Outdoor Industry Planning Outreach to Attract Participants

In an effort to attract more outdoor participants at all levels, the Outdoor Industry Association is planning a pilot outreach program for 2003 that will target about seven different markets, likely with an "outdoor week" in conjunction with retailers.

In an effort to attract more outdoor participants at all levels, the Outdoor Industry Association is planning a pilot outreach program for 2003 that will target about seven different markets, likely with an "outdoor week" in conjunction with retailers.

John Viehman, former chair of the association's one-and-a-half-year-old Task Force on Outreach, has resigned to head up the strategy and planning stage under contract with the association (OIA). Jay Steere of Timberland has taken over as chairman of the task force, which will work with Viehman as he tries to plan everything from a name and logo for the marketing campaign, and which markets to use and how to link with which retailers, to how promotion to the community might work best.

Viehman will complete an initial proposal to present at the OIA board meeting in August, at which time the board will decide what will work best and how to proceed. Viehman's initial contract is through the end of August.

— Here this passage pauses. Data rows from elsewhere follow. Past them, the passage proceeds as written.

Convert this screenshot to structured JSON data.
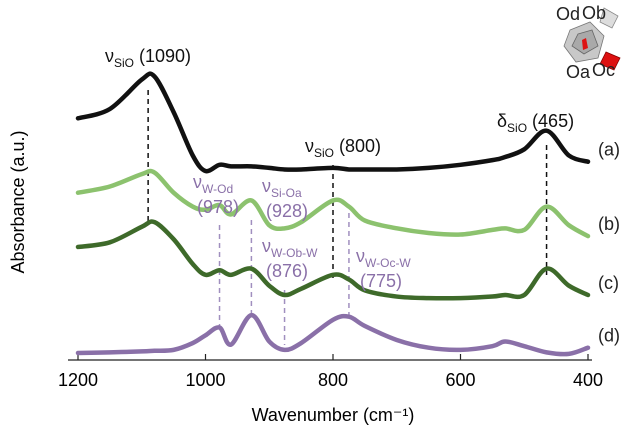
{
  "chart_data": {
    "type": "line",
    "xlabel": "Wavenumber (cm⁻¹)",
    "ylabel": "Absorbance  (a.u.)",
    "xlim": [
      1200,
      400
    ],
    "xticks": [
      1200,
      1000,
      800,
      600,
      400
    ],
    "ylim": [
      0,
      10
    ],
    "x": [
      1200,
      1150,
      1100,
      1080,
      1050,
      1020,
      1000,
      978,
      960,
      928,
      900,
      876,
      850,
      800,
      775,
      750,
      700,
      650,
      600,
      550,
      530,
      500,
      465,
      430,
      400
    ],
    "series": [
      {
        "name": "(a)",
        "color": "#111111",
        "values": [
          7.7,
          8.0,
          8.95,
          9.05,
          7.9,
          6.5,
          6.0,
          6.2,
          6.15,
          6.15,
          6.1,
          6.05,
          6.05,
          6.1,
          6.05,
          6.05,
          6.05,
          6.1,
          6.2,
          6.35,
          6.45,
          6.7,
          7.3,
          6.5,
          6.3
        ]
      },
      {
        "name": "(b)",
        "color": "#8cc26e",
        "values": [
          5.3,
          5.5,
          5.9,
          5.95,
          5.3,
          4.85,
          4.75,
          4.9,
          4.6,
          5.05,
          4.25,
          4.15,
          4.35,
          5.05,
          4.85,
          4.4,
          4.15,
          4.0,
          3.95,
          4.1,
          4.15,
          4.1,
          4.85,
          4.25,
          3.9
        ]
      },
      {
        "name": "(c)",
        "color": "#3e6a2a",
        "values": [
          3.55,
          3.7,
          4.2,
          4.35,
          3.8,
          3.0,
          2.65,
          2.8,
          2.65,
          2.85,
          2.3,
          2.0,
          2.2,
          2.65,
          2.5,
          2.15,
          1.95,
          1.9,
          1.9,
          1.95,
          2.0,
          2.0,
          2.85,
          2.3,
          2.0
        ]
      },
      {
        "name": "(d)",
        "color": "#8a70a8",
        "values": [
          0.13,
          0.15,
          0.18,
          0.2,
          0.23,
          0.45,
          0.7,
          0.95,
          0.4,
          1.35,
          0.5,
          0.23,
          0.45,
          1.2,
          1.3,
          1.0,
          0.55,
          0.3,
          0.23,
          0.35,
          0.5,
          0.35,
          0.15,
          0.1,
          0.3
        ]
      }
    ],
    "annotations": [
      {
        "symbol": "ν",
        "sub": "SiO",
        "label": "(1090)",
        "x": 1090,
        "color": "#111111"
      },
      {
        "symbol": "ν",
        "sub": "W-Od",
        "label": "(978)",
        "x": 978,
        "color": "#8a70a8"
      },
      {
        "symbol": "ν",
        "sub": "Si-Oa",
        "label": "(928)",
        "x": 928,
        "color": "#8a70a8"
      },
      {
        "symbol": "ν",
        "sub": "W-Ob-W",
        "label": "(876)",
        "x": 876,
        "color": "#8a70a8"
      },
      {
        "symbol": "ν",
        "sub": "SiO",
        "label": "(800)",
        "x": 800,
        "color": "#111111"
      },
      {
        "symbol": "ν",
        "sub": "W-Oc-W",
        "label": "(775)",
        "x": 775,
        "color": "#8a70a8"
      },
      {
        "symbol": "δ",
        "sub": "SiO",
        "label": "(465)",
        "x": 465,
        "color": "#111111"
      }
    ],
    "inset_labels": [
      "Od",
      "Ob",
      "Oa",
      "Oc"
    ]
  }
}
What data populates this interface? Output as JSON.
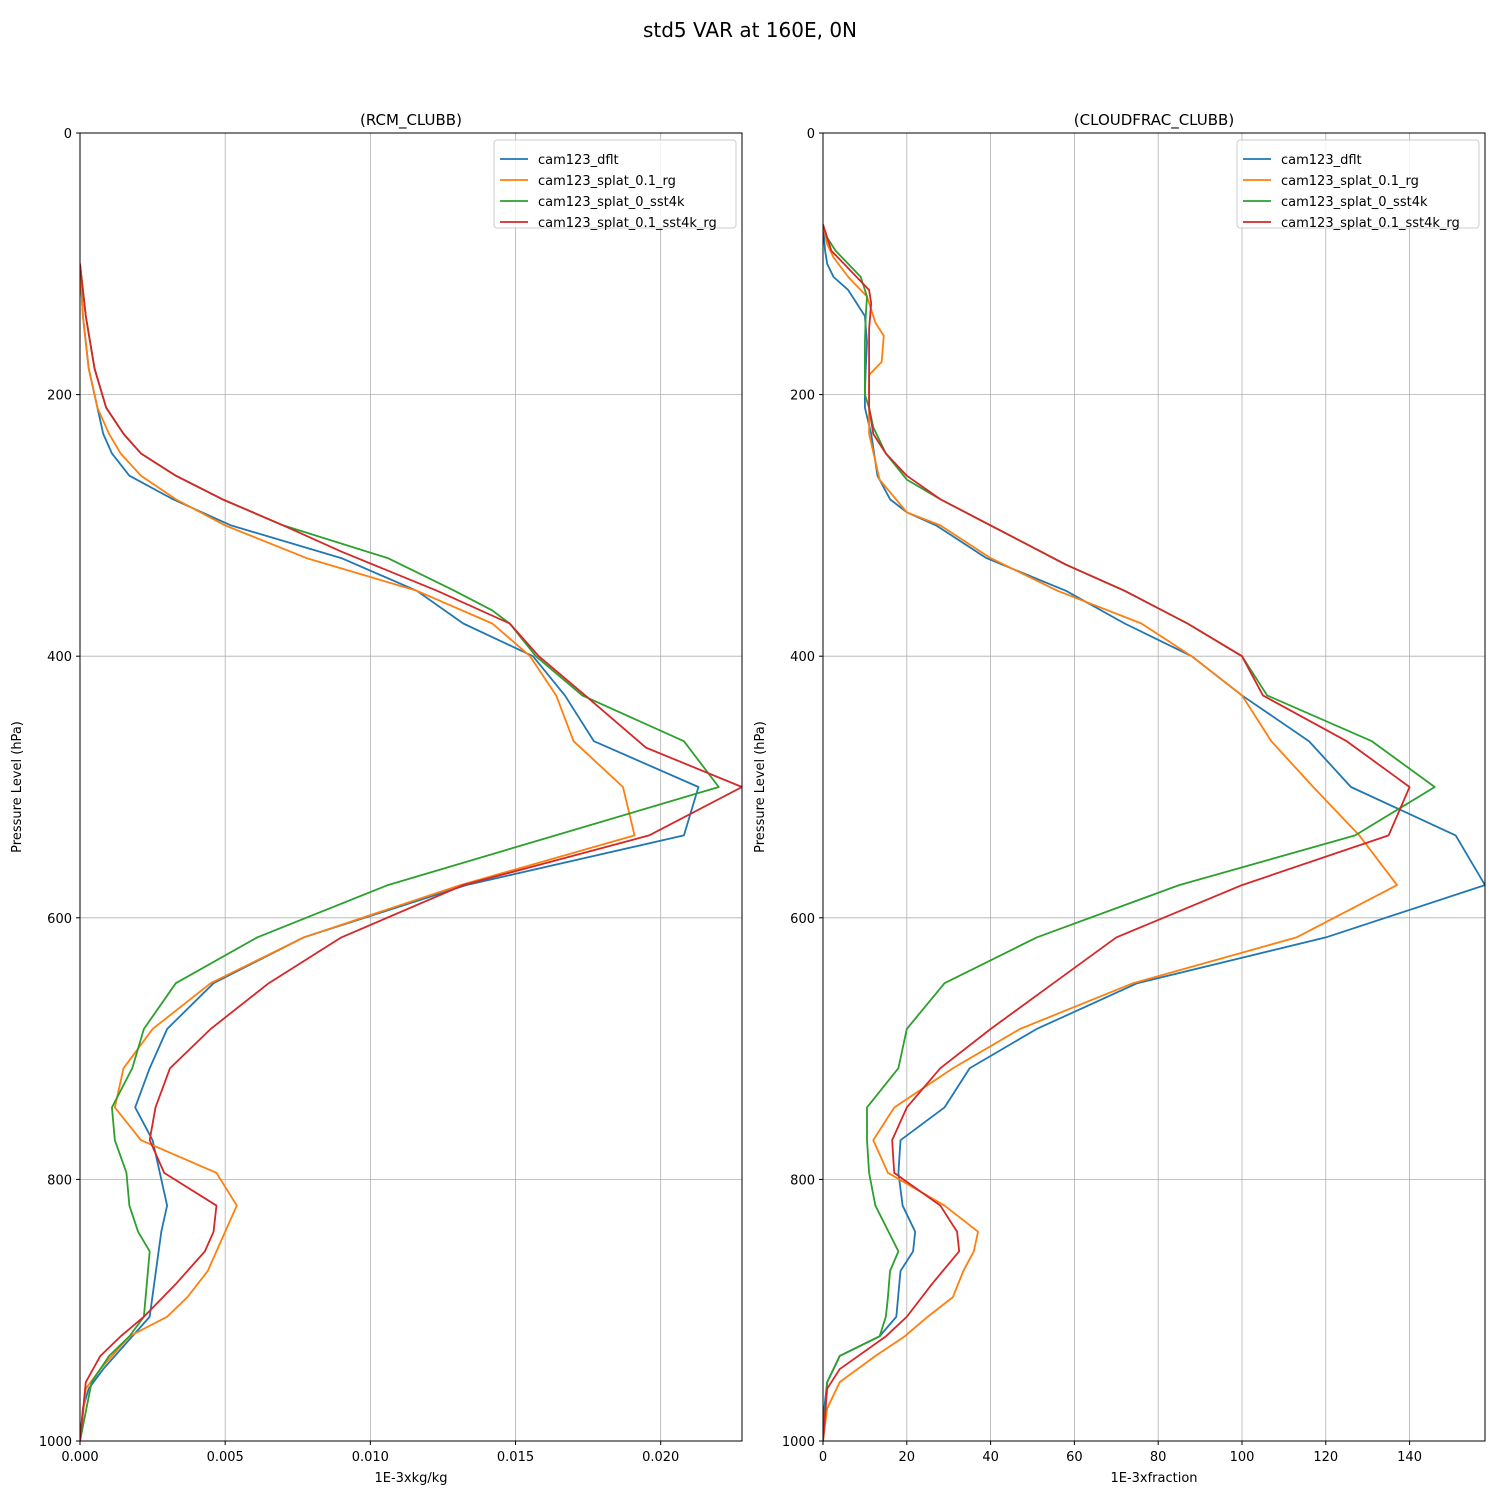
{
  "figure": {
    "suptitle": "std5 VAR at 160E, 0N"
  },
  "colors": {
    "cam123_dflt": "#1f77b4",
    "cam123_splat_0.1_rg": "#ff7f0e",
    "cam123_splat_0_sst4k": "#2ca02c",
    "cam123_splat_0.1_sst4k_rg": "#d62728"
  },
  "chart_data": [
    {
      "type": "line",
      "title": "(RCM_CLUBB)",
      "xlabel": "1E-3xkg/kg",
      "ylabel": "Pressure Level (hPa)",
      "xlim": [
        0,
        0.0228
      ],
      "ylim": [
        1000,
        0
      ],
      "yinverted": true,
      "xticks": [
        0,
        0.005,
        0.01,
        0.015,
        0.02
      ],
      "xtick_labels": [
        "0.000",
        "0.005",
        "0.010",
        "0.015",
        "0.020"
      ],
      "yticks": [
        0,
        200,
        400,
        600,
        800,
        1000
      ],
      "ytick_labels": [
        "0",
        "200",
        "400",
        "600",
        "800",
        "1000"
      ],
      "grid": true,
      "legend": "top-right",
      "series": [
        {
          "name": "cam123_dflt",
          "color": "#1f77b4",
          "x": [
            0,
            0.0001,
            0.0003,
            0.0006,
            0.0008,
            0.0011,
            0.0017,
            0.0032,
            0.0052,
            0.009,
            0.0116,
            0.0132,
            0.0156,
            0.0167,
            0.0177,
            0.0213,
            0.0208,
            0.0133,
            0.0077,
            0.0046,
            0.003,
            0.0024,
            0.0019,
            0.0025,
            0.003,
            0.0028,
            0.0024,
            0.0018,
            0.0008,
            0.0003,
            0.0001,
            0
          ],
          "y": [
            100,
            140,
            180,
            210,
            230,
            245,
            262,
            280,
            300,
            325,
            350,
            375,
            400,
            430,
            465,
            500,
            537,
            575,
            615,
            650,
            685,
            715,
            745,
            770,
            820,
            840,
            905,
            920,
            945,
            960,
            975,
            1000
          ]
        },
        {
          "name": "cam123_splat_0.1_rg",
          "color": "#ff7f0e",
          "x": [
            0,
            0.0001,
            0.0003,
            0.0006,
            0.001,
            0.0014,
            0.0021,
            0.0033,
            0.005,
            0.0078,
            0.0116,
            0.0142,
            0.0155,
            0.0164,
            0.017,
            0.0187,
            0.0191,
            0.0131,
            0.0077,
            0.0045,
            0.0025,
            0.0015,
            0.0012,
            0.0021,
            0.0047,
            0.0054,
            0.005,
            0.0044,
            0.0037,
            0.003,
            0.0017,
            0.0007,
            0.0002,
            0
          ],
          "y": [
            100,
            140,
            180,
            210,
            230,
            245,
            262,
            280,
            300,
            325,
            350,
            375,
            400,
            430,
            465,
            500,
            537,
            575,
            615,
            650,
            685,
            715,
            745,
            770,
            795,
            820,
            840,
            870,
            890,
            905,
            920,
            945,
            960,
            1000
          ]
        },
        {
          "name": "cam123_splat_0_sst4k",
          "color": "#2ca02c",
          "x": [
            0,
            0.0002,
            0.0005,
            0.0009,
            0.0015,
            0.0021,
            0.0033,
            0.0049,
            0.007,
            0.0106,
            0.0129,
            0.0142,
            0.0148,
            0.0157,
            0.0173,
            0.0208,
            0.022,
            0.0106,
            0.0061,
            0.0033,
            0.0022,
            0.0018,
            0.0011,
            0.0012,
            0.0016,
            0.0017,
            0.002,
            0.0024,
            0.0023,
            0.0022,
            0.0017,
            0.001,
            0.0004,
            0
          ],
          "y": [
            100,
            140,
            180,
            210,
            230,
            245,
            262,
            280,
            300,
            325,
            350,
            365,
            375,
            400,
            430,
            465,
            500,
            575,
            615,
            650,
            685,
            715,
            745,
            770,
            795,
            820,
            840,
            855,
            880,
            905,
            920,
            935,
            955,
            1000
          ]
        },
        {
          "name": "cam123_splat_0.1_sst4k_rg",
          "color": "#d62728",
          "x": [
            0,
            0.0002,
            0.0005,
            0.0009,
            0.0015,
            0.0021,
            0.0033,
            0.0049,
            0.007,
            0.009,
            0.0123,
            0.0148,
            0.0158,
            0.0174,
            0.0195,
            0.0228,
            0.0196,
            0.0132,
            0.009,
            0.0065,
            0.0045,
            0.0031,
            0.0026,
            0.0024,
            0.0029,
            0.0047,
            0.0046,
            0.0043,
            0.0033,
            0.0022,
            0.0014,
            0.0007,
            0.0002,
            0
          ],
          "y": [
            100,
            140,
            180,
            210,
            230,
            245,
            262,
            280,
            300,
            320,
            350,
            375,
            400,
            430,
            470,
            500,
            537,
            575,
            615,
            650,
            685,
            715,
            745,
            770,
            795,
            820,
            840,
            855,
            880,
            905,
            920,
            935,
            955,
            1000
          ]
        }
      ]
    },
    {
      "type": "line",
      "title": "(CLOUDFRAC_CLUBB)",
      "xlabel": "1E-3xfraction",
      "ylabel": "Pressure Level (hPa)",
      "xlim": [
        0,
        158
      ],
      "ylim": [
        1000,
        0
      ],
      "yinverted": true,
      "xticks": [
        0,
        20,
        40,
        60,
        80,
        100,
        120,
        140
      ],
      "xtick_labels": [
        "0",
        "20",
        "40",
        "60",
        "80",
        "100",
        "120",
        "140"
      ],
      "yticks": [
        0,
        200,
        400,
        600,
        800,
        1000
      ],
      "ytick_labels": [
        "0",
        "200",
        "400",
        "600",
        "800",
        "1000"
      ],
      "grid": true,
      "legend": "top-right",
      "series": [
        {
          "name": "cam123_dflt",
          "color": "#1f77b4",
          "x": [
            0,
            0.5,
            1,
            2.5,
            6,
            8,
            10,
            10.5,
            10.2,
            10,
            10,
            11.5,
            13,
            16,
            20,
            27,
            39,
            58,
            72,
            88,
            100,
            116,
            126,
            151,
            158,
            120,
            75,
            51,
            35,
            29,
            18.5,
            18,
            19,
            22,
            21.5,
            18.5,
            17.5,
            13.5,
            4,
            1,
            0.3,
            0
          ],
          "y": [
            70,
            90,
            100,
            110,
            120,
            130,
            140,
            160,
            180,
            200,
            210,
            230,
            262,
            280,
            290,
            300,
            325,
            350,
            375,
            400,
            430,
            465,
            500,
            537,
            575,
            615,
            650,
            685,
            715,
            745,
            770,
            795,
            820,
            840,
            855,
            870,
            905,
            920,
            935,
            955,
            975,
            1000
          ]
        },
        {
          "name": "cam123_splat_0.1_rg",
          "color": "#ff7f0e",
          "x": [
            0,
            1,
            2.5,
            6,
            10.5,
            12.5,
            14.5,
            14,
            11,
            11,
            11,
            11,
            13.5,
            20,
            28,
            40,
            56,
            76,
            88,
            100,
            107,
            117,
            128,
            137,
            113,
            74,
            47,
            31,
            17,
            12,
            15.5,
            29,
            37,
            36,
            33.5,
            31,
            25,
            19.5,
            12.5,
            4,
            1,
            0
          ],
          "y": [
            70,
            85,
            95,
            110,
            125,
            145,
            155,
            175,
            185,
            200,
            210,
            230,
            265,
            290,
            300,
            325,
            350,
            375,
            400,
            430,
            465,
            500,
            537,
            575,
            615,
            650,
            685,
            715,
            745,
            770,
            795,
            820,
            840,
            855,
            870,
            890,
            905,
            920,
            935,
            955,
            975,
            1000
          ]
        },
        {
          "name": "cam123_splat_0_sst4k",
          "color": "#2ca02c",
          "x": [
            0,
            1,
            3,
            9,
            10.5,
            10.2,
            10,
            10,
            10,
            11,
            12,
            15,
            20,
            28,
            40,
            52,
            58,
            72,
            87,
            100,
            106,
            131,
            146,
            127,
            85,
            51,
            29,
            20,
            18,
            10.5,
            10.5,
            11,
            12.5,
            18,
            16,
            15.5,
            15,
            13.5,
            4,
            1,
            0
          ],
          "y": [
            70,
            80,
            90,
            110,
            125,
            140,
            160,
            180,
            200,
            210,
            225,
            245,
            265,
            280,
            300,
            320,
            330,
            350,
            375,
            400,
            430,
            465,
            500,
            537,
            575,
            615,
            650,
            685,
            715,
            745,
            770,
            795,
            820,
            855,
            870,
            890,
            905,
            920,
            935,
            955,
            1000
          ]
        },
        {
          "name": "cam123_splat_0.1_sst4k_rg",
          "color": "#d62728",
          "x": [
            0,
            1,
            2,
            5,
            8,
            11,
            11.5,
            11,
            11,
            11,
            11,
            12,
            15,
            20,
            28,
            40,
            58,
            72,
            87,
            100,
            105,
            125,
            140,
            135,
            100,
            70,
            55,
            40,
            28,
            20,
            16.5,
            17,
            28,
            32,
            32.5,
            26,
            20,
            15,
            4,
            1,
            0
          ],
          "y": [
            70,
            80,
            90,
            100,
            110,
            120,
            130,
            150,
            180,
            200,
            210,
            230,
            245,
            262,
            280,
            300,
            330,
            350,
            375,
            400,
            430,
            465,
            500,
            537,
            575,
            615,
            650,
            685,
            715,
            745,
            770,
            795,
            820,
            840,
            855,
            880,
            905,
            920,
            945,
            960,
            1000
          ]
        }
      ]
    }
  ]
}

Already, Viehman and Steere use four phrases, linked together, as the program mission: "Get 'em aware, get 'em info, get 'em gear, get 'em out."

One goal is to reach out to an audience interested in the fitness and health of outdoor activities, for example those who may be intimidated or otherwise confused about where to go and what they need to equip themselves properly for a new activity. In addition, one goal would be to soften the public image of outdoor pursuits as only hard-core and to send the message that activities are available for all ability levels and interests.

"The nice thing about this is putting the 'health theme' on it," Viehman told SNEWS®. "We've got a timely message. We have a message that's important, and we have a message that's broader than the outdoor market."

New task force chairman Steere says the initiative is one of passion because it is the industry's future: "It's one of the single most important initiatives the outdoor industry can take on in the next few years," he said.

A group representing the task force and the association will attend a workshop offered pro bono by Doug Hall (click here for our story about how he teaches small business to better succeed ) called "Eureka! Blitz," which is a one-and-a-half-day fast-tracked brainstorming session at Hall's Eureka! Ranch.

Initially, the program won't cost much money, although if the pilot is successful, the association's goal is to roll it out national on a large scale. Although OIA President Frank Hugelmeyer says they will be asking the industry for support, they will also look outside for "significant funding" for the scale of project as of 2004 that is envisioned.

SNEWS® View: We see a catchy phrase or even a mascot for outdoor akin to "got milk" or the infamous dancing raisins. Why not? This is what the industry needs to grow and SNEWS® is a supporter of these broadly described plans. We do hope, however, that the program will not just once again be preaching to the choir, focusing only on outdoor retailers and their current customers, but will also reach out to community on a broader scale, including those already doing some sort of fitness activity and those who perhaps haven't gone into a specialty retailer. One key element with a retailer-focused program is of course educating the staff at retailers about how to approach newbies, how to describe benefits (not just features), how to help customers compare items for their needs, and how to make the store less intimidating.